A product of Memphis' Public School System, she attended Shannon Elementary School. Nearly 20 years later, in January 1983, Shannon Elementary became notoriously famous for being the Memphis Police Department command post during the Shannon Street Massacre, which played out directly across the street from the school. From there, Yvonne attended then Cypress Jr. High School. Among riots and protests by whites, her junior high school education at Cypress was interrupted during 8th grade in 1972 when the court ordered the desegregation of Memphis City Schools by busing black students to white schools. It was a traumatic and life-altering experience. An experience that took her away from her beloved neighborhood schools to a distant, unfamiliar place.
After a long summer, all she had to look forward to was a bus ride to a strange neighborhood where she was unwanted and unwelcome. Forever etched in her mind, that first day of desegregation. Back then, she was five feet and two inches, small-framed, and harmless - just a kid, barely a teenager, a ninth-grader. She and her neighborhood friends gathered at bus stops. She remembers approaching Trezevant Junior High School the first day, and as the bus drew closer to their destination, white mobs set up make-shift roadblocks to deter them.

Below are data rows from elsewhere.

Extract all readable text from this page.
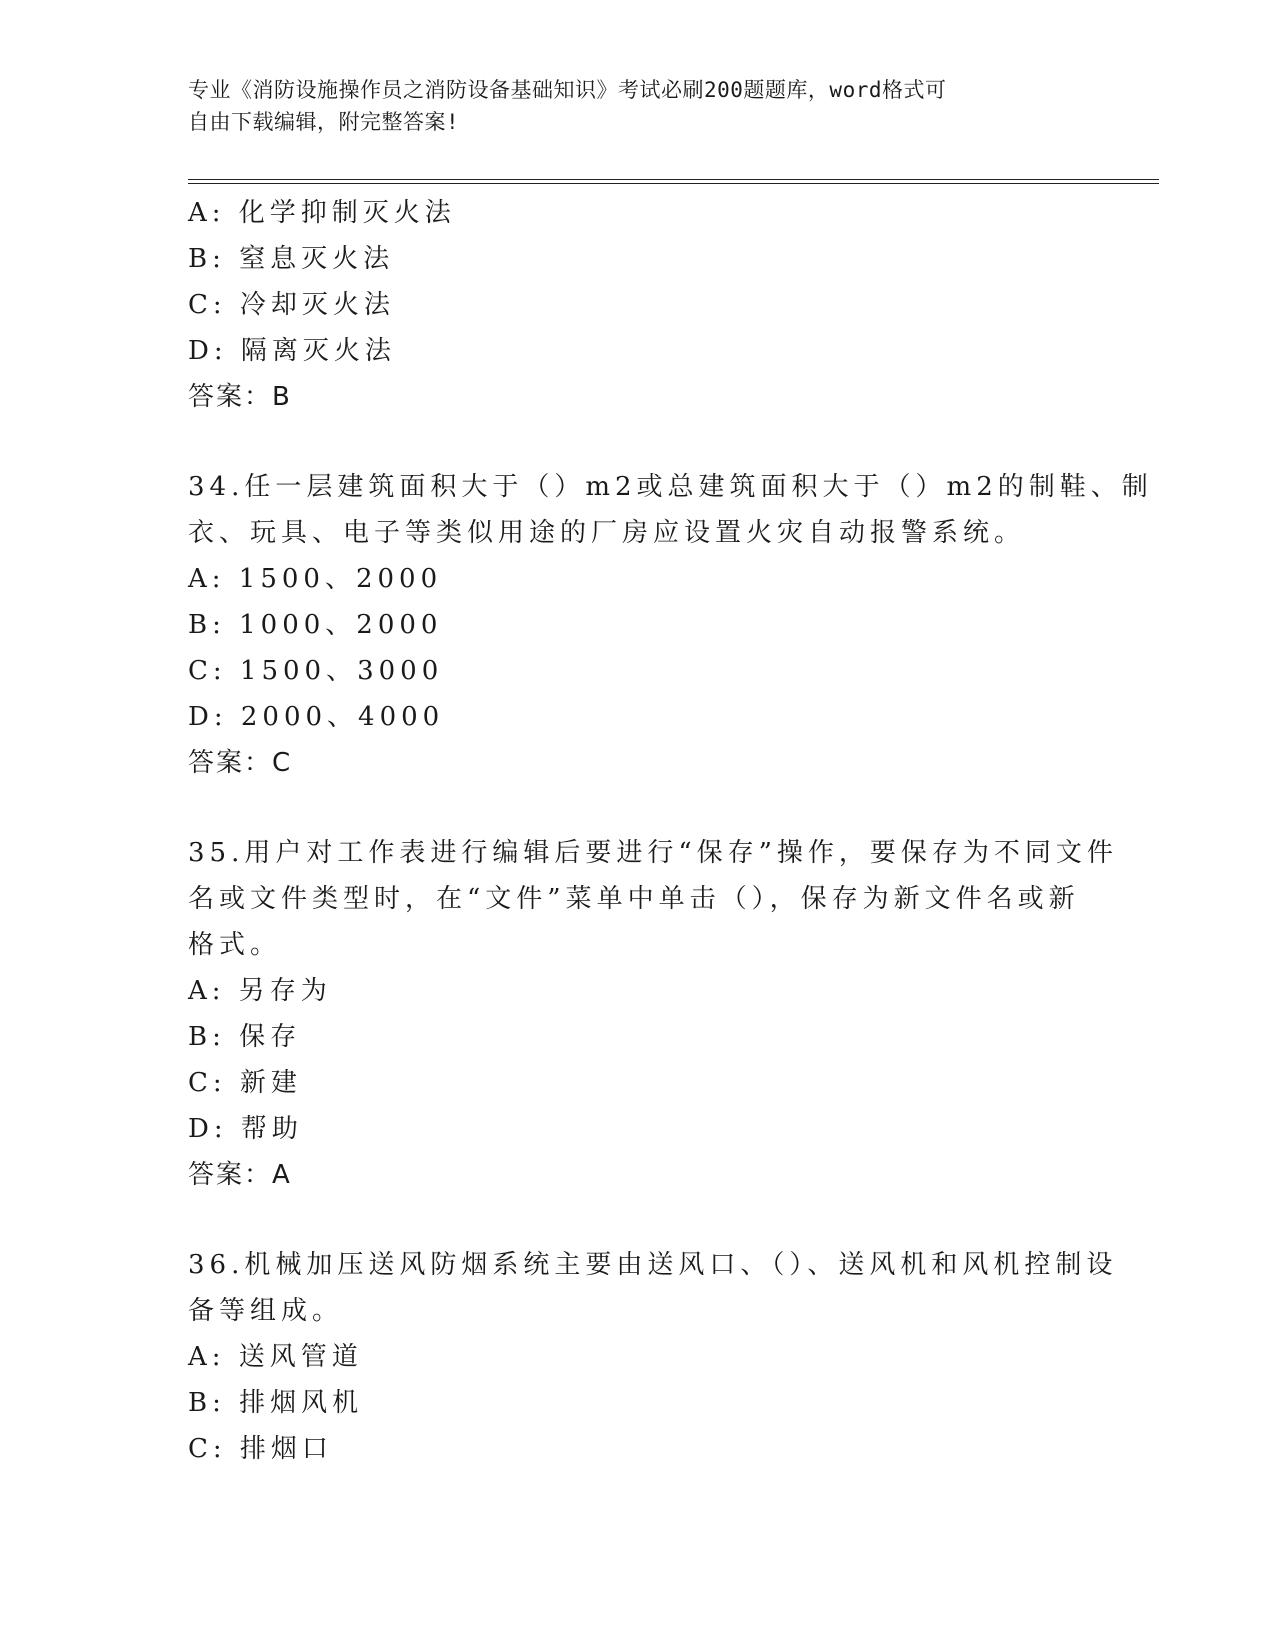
专业《消防设施操作员之消防设备基础知识》考试必刷200题题库，word格式可
自由下载编辑，附完整答案!
A: 化学抑制灭火法
B: 窒息灭火法
C: 冷却灭火法
D: 隔离灭火法
答案：B
34.任一层建筑面积大于（）m2或总建筑面积大于（）m2的制鞋、制
衣、玩具、电子等类似用途的厂房应设置火灾自动报警系统。
A: 1500、2000
B: 1000、2000
C: 1500、3000
D: 2000、4000
答案：C
35.用户对工作表进行编辑后要进行“保存”操作，要保存为不同文件
名或文件类型时，在“文件”菜单中单击（），保存为新文件名或新
格式。
A: 另存为
B: 保存
C: 新建
D: 帮助
答案：A
36.机械加压送风防烟系统主要由送风口、（）、送风机和风机控制设
备等组成。
A: 送风管道
B: 排烟风机
C: 排烟口
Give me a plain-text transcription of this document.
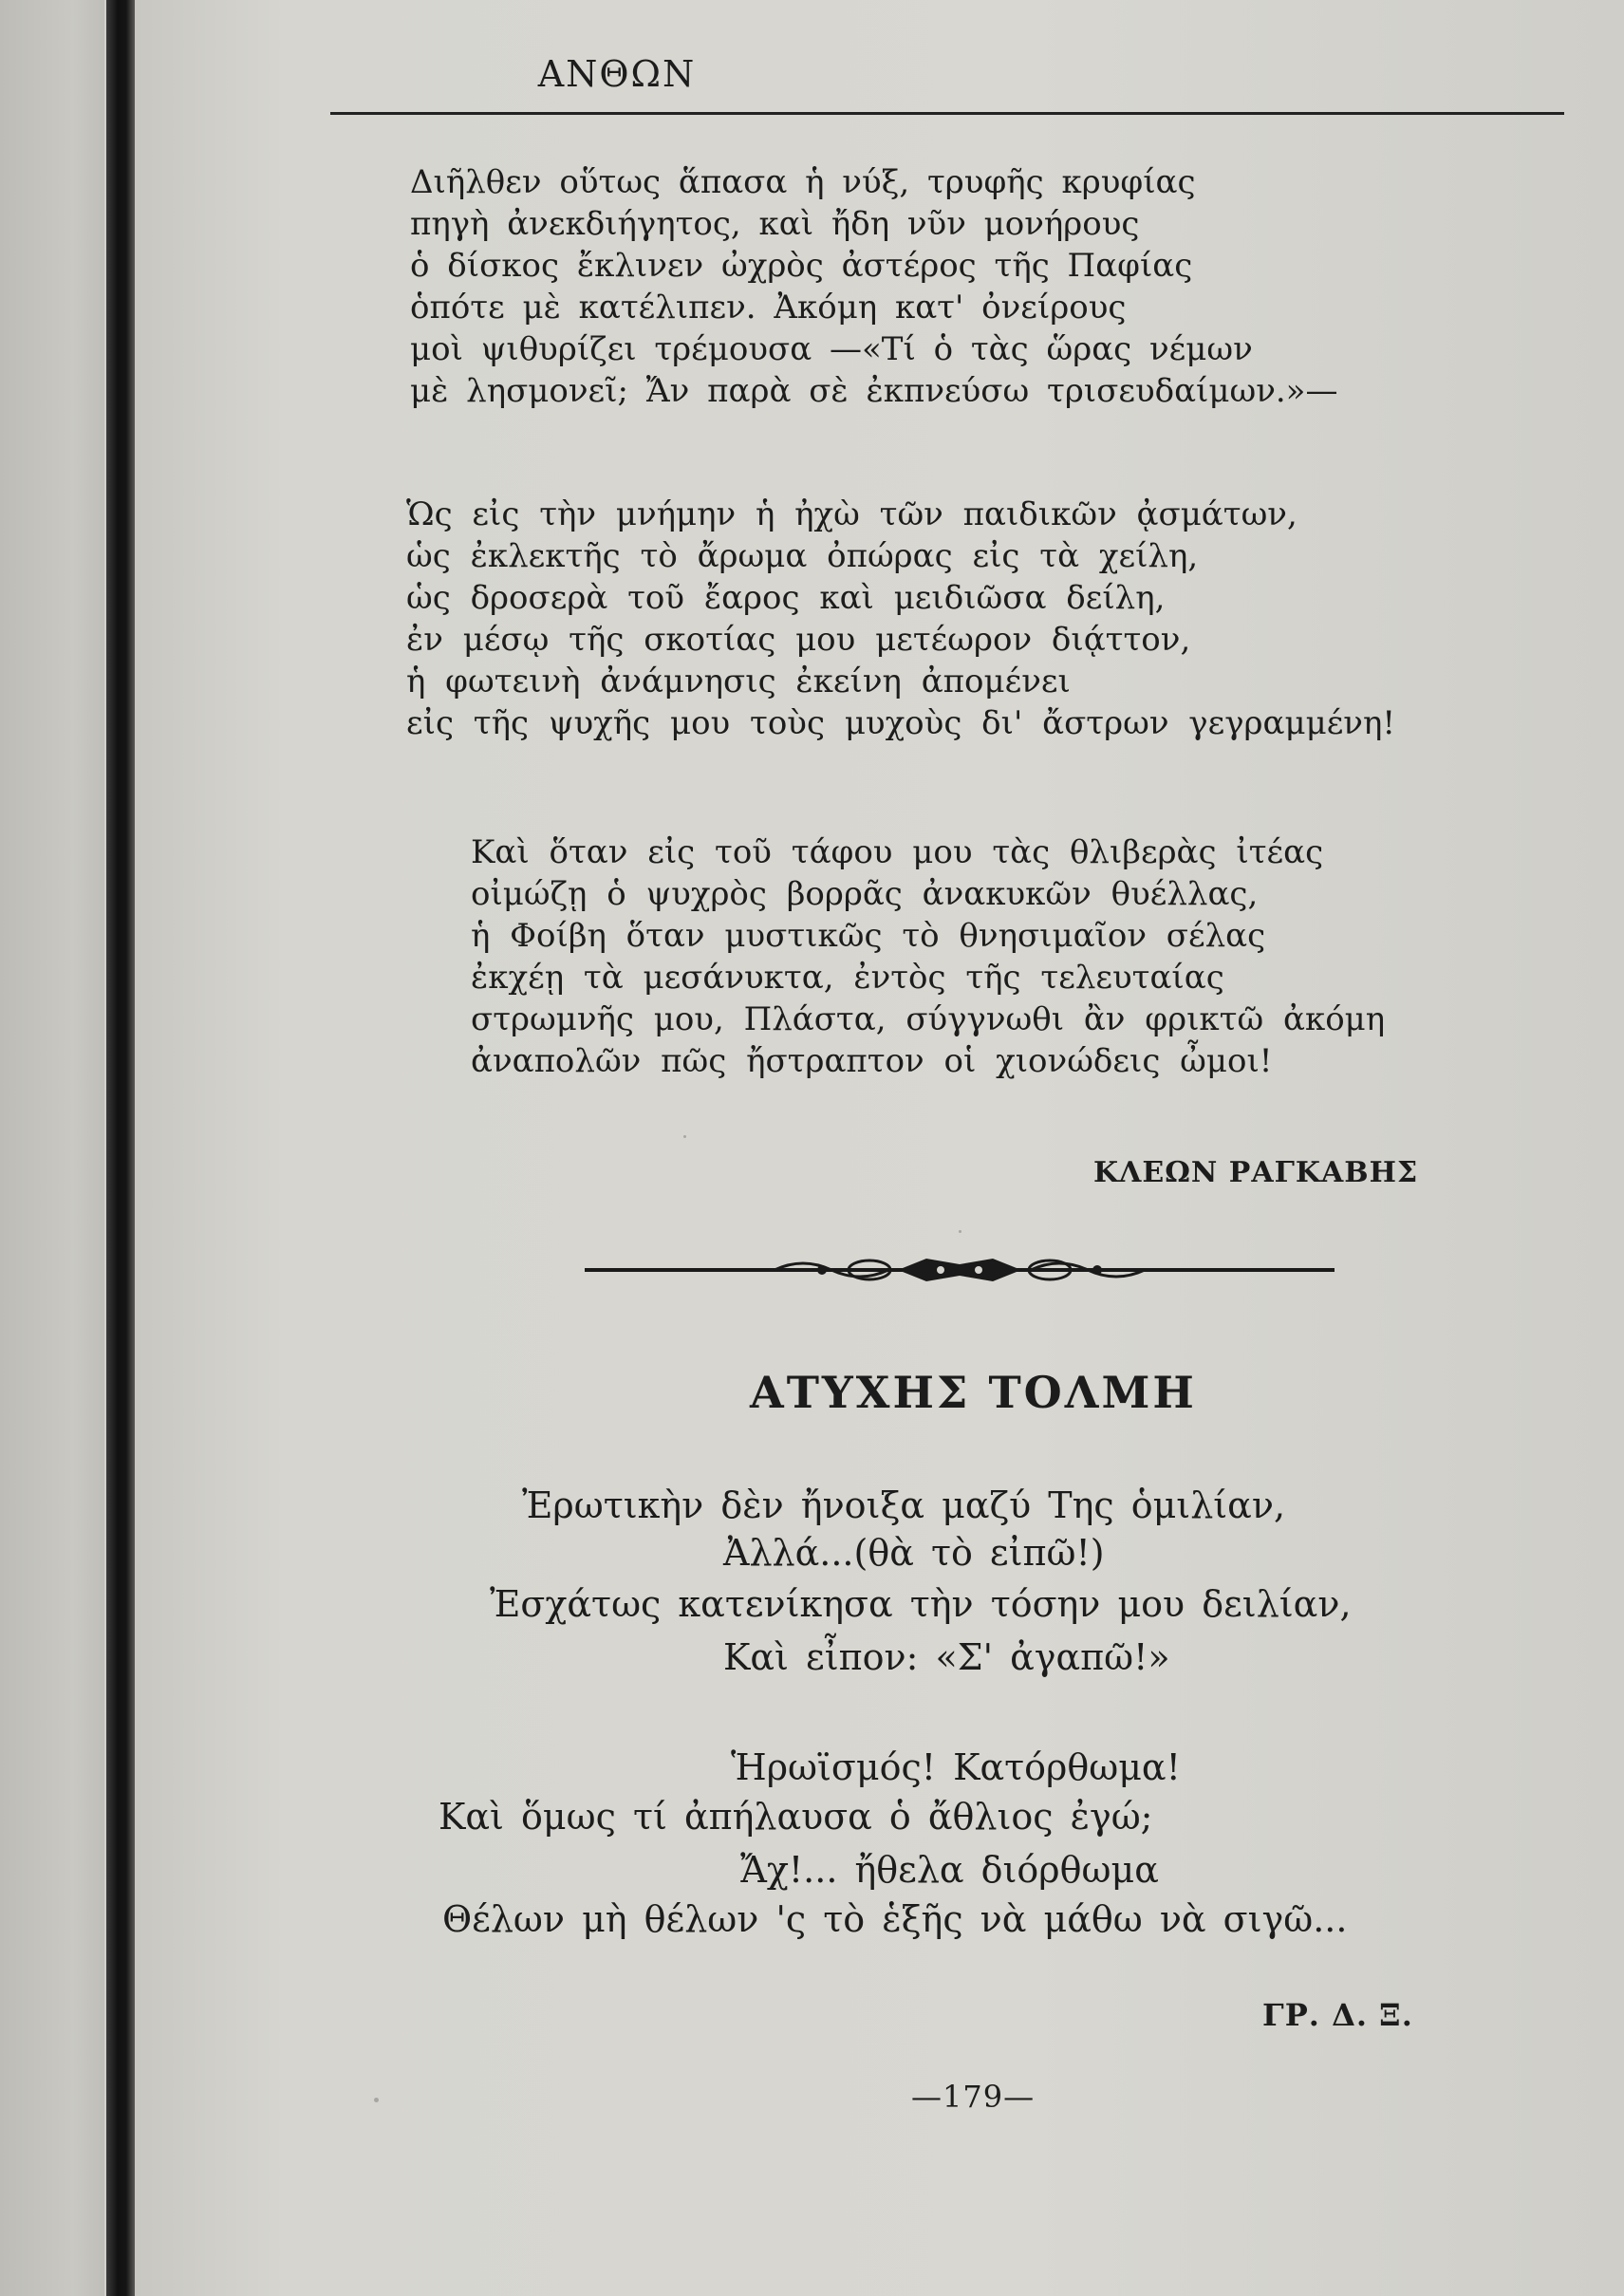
ΑΝΘΩΝ
Διῆλθεν οὕτως ἅπασα ἡ νύξ, τρυφῆς κρυφίας
πηγὴ ἀνεκδιήγητος, καὶ ἤδη νῦν μονήρους
ὁ δίσκος ἔκλινεν ὠχρὸς ἀστέρος τῆς Παφίας
ὁπότε μὲ κατέλιπεν. Ἀκόμη κατ' ὀνείρους
μοὶ ψιθυρίζει τρέμουσα —«Τί ὁ τὰς ὥρας νέμων
μὲ λησμονεῖ; Ἄν παρὰ σὲ ἐκπνεύσω τρισευδαίμων.»—
Ὡς εἰς τὴν μνήμην ἡ ἠχὼ τῶν παιδικῶν ᾀσμάτων,
ὡς ἐκλεκτῆς τὸ ἄρωμα ὀπώρας εἰς τὰ χείλη,
ὡς δροσερὰ τοῦ ἔαρος καὶ μειδιῶσα δείλη,
ἐν μέσῳ τῆς σκοτίας μου μετέωρον διᾴττον,
ἡ φωτεινὴ ἀνάμνησις ἐκείνη ἀπομένει
εἰς τῆς ψυχῆς μου τοὺς μυχοὺς δι' ἄστρων γεγραμμένη!
Καὶ ὅταν εἰς τοῦ τάφου μου τὰς θλιβερὰς ἰτέας
οἰμώζῃ ὁ ψυχρὸς βορρᾶς ἀνακυκῶν θυέλλας,
ἡ Φοίβη ὅταν μυστικῶς τὸ θνησιμαῖον σέλας
ἐκχέῃ τὰ μεσάνυκτα, ἐντὸς τῆς τελευταίας
στρωμνῆς μου, Πλάστα, σύγγνωθι ἂν φρικτῶ ἀκόμη
ἀναπολῶν πῶς ἤστραπτον οἱ χιονώδεις ὦμοι!
ΚΛΕΩΝ ΡΑΓΚΑΒΗΣ
ΑΤΥΧΗΣ ΤΟΛΜΗ
Ἐρωτικὴν δὲν ἤνοιξα μαζύ Της ὁμιλίαν,
Ἀλλά...(θὰ τὸ εἰπῶ!)
Ἐσχάτως κατενίκησα τὴν τόσην μου δειλίαν,
Καὶ εἶπον: «Σ' ἀγαπῶ!»
Ἡρωϊσμός! Κατόρθωμα!
Καὶ ὅμως τί ἀπήλαυσα ὁ ἄθλιος ἐγώ;
Ἄχ!... ἤθελα διόρθωμα
Θέλων μὴ θέλων 'ς τὸ ἑξῆς νὰ μάθω νὰ σιγῶ...
ΓΡ. Δ. Ξ.
—179—
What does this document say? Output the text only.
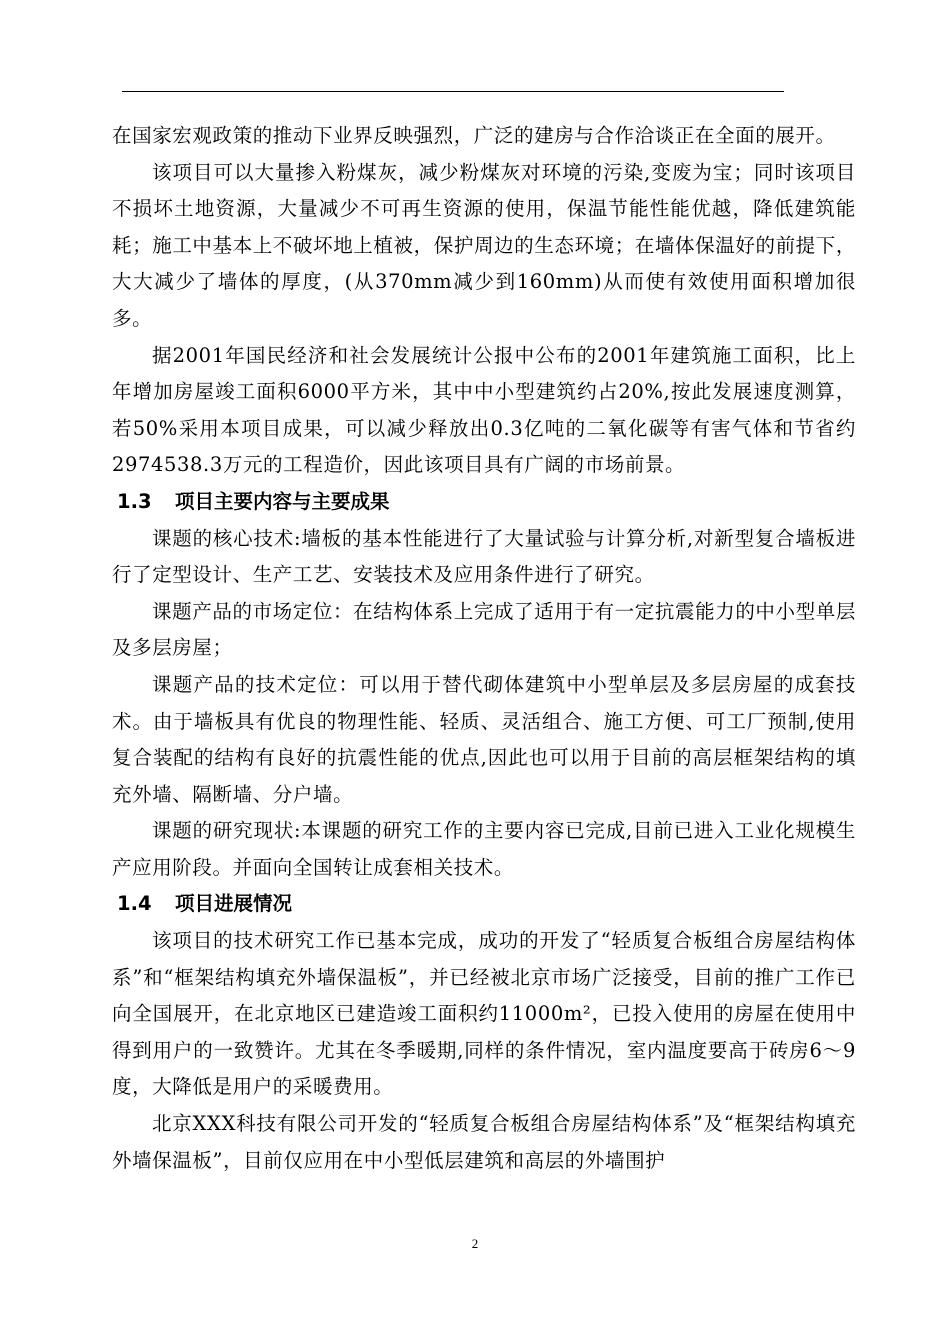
在国家宏观政策的推动下业界反映强烈，广泛的建房与合作洽谈正在全面的展开。

该项目可以大量掺入粉煤灰，减少粉煤灰对环境的污染,变废为宝；同时该项目不损坏土地资源，大量减少不可再生资源的使用，保温节能性能优越，降低建筑能耗；施工中基本上不破坏地上植被，保护周边的生态环境；在墙体保温好的前提下，大大减少了墙体的厚度，(从370mm减少到160mm)从而使有效使用面积增加很多。

据2001年国民经济和社会发展统计公报中公布的2001年建筑施工面积，比上年增加房屋竣工面积6000平方米，其中中小型建筑约占20%,按此发展速度测算，若50%采用本项目成果，可以减少释放出0.3亿吨的二氧化碳等有害气体和节省约2974538.3万元的工程造价，因此该项目具有广阔的市场前景。

1.3 项目主要内容与主要成果

课题的核心技术:墙板的基本性能进行了大量试验与计算分析,对新型复合墙板进行了定型设计、生产工艺、安装技术及应用条件进行了研究。

课题产品的市场定位：在结构体系上完成了适用于有一定抗震能力的中小型单层及多层房屋；

课题产品的技术定位：可以用于替代砌体建筑中小型单层及多层房屋的成套技术。由于墙板具有优良的物理性能、轻质、灵活组合、施工方便、可工厂预制,使用复合装配的结构有良好的抗震性能的优点,因此也可以用于目前的高层框架结构的填充外墙、隔断墙、分户墙。

课题的研究现状:本课题的研究工作的主要内容已完成,目前已进入工业化规模生产应用阶段。并面向全国转让成套相关技术。

1.4 项目进展情况

该项目的技术研究工作已基本完成，成功的开发了“轻质复合板组合房屋结构体系”和“框架结构填充外墙保温板”，并已经被北京市场广泛接受，目前的推广工作已向全国展开，在北京地区已建造竣工面积约11000m²，已投入使用的房屋在使用中得到用户的一致赞许。尤其在冬季暖期,同样的条件情况，室内温度要高于砖房6～9度，大降低是用户的采暖费用。

北京XXX科技有限公司开发的“轻质复合板组合房屋结构体系”及“框架结构填充外墙保温板”，目前仅应用在中小型低层建筑和高层的外墙围护

2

Peering out of the bus' windows, with the image of vehicles blocking the street, car hoods raised so that they appeared broken down and disabled, an angry white mob, white men armed with shotguns and rifles, she remembers thinking to herself, "What are they so afraid of, I am just a child?" It was a tumultuous school year with boycotts, bomb threats, sit-ins, and news media. So much so that the following academic year, they assigned her class to another school Kingsbury High School, from which she graduated in 1976 - but her school spirit was gone.
After public school, she enrolled in LeMoyne Owen College. In 1978, she married and started a family with her husband. They are still married and enjoying their six children, fifteen grandchildren, and four great-grandchildren. In 1986, she began to pursue her ministry goals. She became a licensed Evangelist Missionary in the Church of God in Christ in 1986; some years later, in 2003, she was ordained as an Elder in a non-denominational church. During these times, she has served as a Sunday School Teacher, Outreach (Prison, Juvenile Detention, and Nursing Home) Ministry Coordinator, Drama Ministry Playrighter and Director, Bible Study Leader, and various other capacities as needed.
These are just a few of the life experiences that have shaped her life. Although she has been writing for years, after many years of her husband encouraging her to start her writing career, she published her first book, "Baring My Soul," A Collection of Poetic Literature, Inspirational Articles, and Short Stories in June 2016!